As possibilidades da canção contemporânea: uma análise de "Como é bom estar debaixo d’água", de Luedji Luna
Resumo
A arte das últimas décadas tem se consolidado como espaço de expressão de grupos marginalizados, em que a autoficção (Kingler: 2008) ou, ainda, a escrevivência (Evaristo: 2020) concretizam-se como subversão da perspectiva hegemônica e pretensamente universal. Entre elas, temos a canção, que, ao unir melodia e letra, capilariza-se de maneira única entre diferentes grupos sociais, o que a transforma em potente ferramenta não só de exposição, mas de disseminação de discussões insurgentes. Diante do exposto, este ensaio pretende examinar de que modo a autoficção, ou escrevivência, tem sido utilizada como estratégia política dentro da arte.
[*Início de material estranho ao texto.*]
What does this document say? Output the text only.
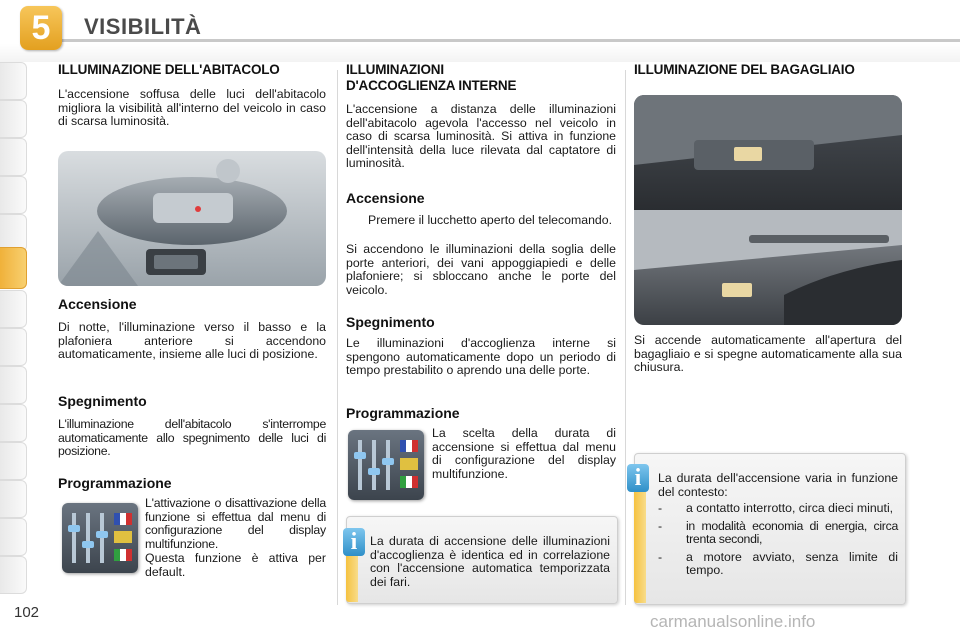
5	VISIBILITÀ
ILLUMINAZIONE DELL'ABITACOLO

L'accensione soffusa delle luci dell'abitacolo migliora la visibilità all'interno del veicolo in caso di scarsa luminosità.

Accensione

Di notte, l'illuminazione verso il basso e la plafoniera anteriore si accendono automaticamente, insieme alle luci di posizione.

Spegnimento

L'illuminazione dell'abitacolo s'interrompe automaticamente allo spegnimento delle luci di posizione.

Programmazione

L'attivazione o disattivazione della funzione si effettua dal menu di configurazione del display multifunzione.

Questa funzione è attiva per default.

ILLUMINAZIONI
D'ACCOGLIENZA INTERNE

L'accensione a distanza delle illuminazioni dell'abitacolo agevola l'accesso nel veicolo in caso di scarsa luminosità. Si attiva in funzione dell'intensità della luce rilevata dal captatore di luminosità.

Accensione
Premere il lucchetto aperto del telecomando.

Si accendono le illuminazioni della soglia delle porte anteriori, dei vani appoggiapiedi e delle plafoniere; si sbloccano anche le porte del veicolo.

Spegnimento

Le illuminazioni d'accoglienza interne si spengono automaticamente dopo un periodo di tempo prestabilito o aprendo una delle porte.

Programmazione

La scelta della durata di accensione si effettua dal menu di configurazione del display multifunzione.

i	La durata di accensione delle illuminazioni d'accoglienza è identica ed in correlazione con l'accensione automatica temporizzata dei fari.

ILLUMINAZIONE DEL BAGAGLIAIO

Si accende automaticamente all'apertura del bagagliaio e si spegne automaticamente alla sua chiusura.

i	La durata dell'accensione varia in funzione del contesto:

- a contatto interrotto, circa dieci minuti,
- in modalità economia di energia, circa trenta secondi,
- a motore avviato, senza limite di tempo.
102	carmanualsonline.info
Para tanto, utilizo o álbum audiovisual Como é bom estar debaixo d’água (2020), da cantora Luedji Luna, e pontuo, por meio da análise composicional, melódica e imagética da obra, como a negritude feminina é tônica na linha narrativa da obra: nas letras, vemos expressa a subjetividade dessa mulher, em vista de evidenciar uma humanidade historicamente negada, a partir da qual são narrados afetos, angústias, fraquezas e desejos, todos com um olhar racialmente marcado; nas melodias, vemos referências ao jazz, ao blues e ainda ao compasso dos toques de candomblé; nas imagens, são representados elementos das religiões afrodiaspóricas, de modo tanto metafórico quanto arquetípico. Vale ressaltar também as referências à literatura escrita, com as obras de Conceição Evaristo, Tatiana Nascimento e bell hooks. Assim, o álbum é usado para compreender as possibilidades de comunicação e circulação literária próprias da expressão musical, e também discutir sobre o recente movimento de trazer para a arte pluriperspectivas, nas quais indivíduos silenciados e relegados ao lugar de objeto reivindicam a autonomia de expor suas narrativas.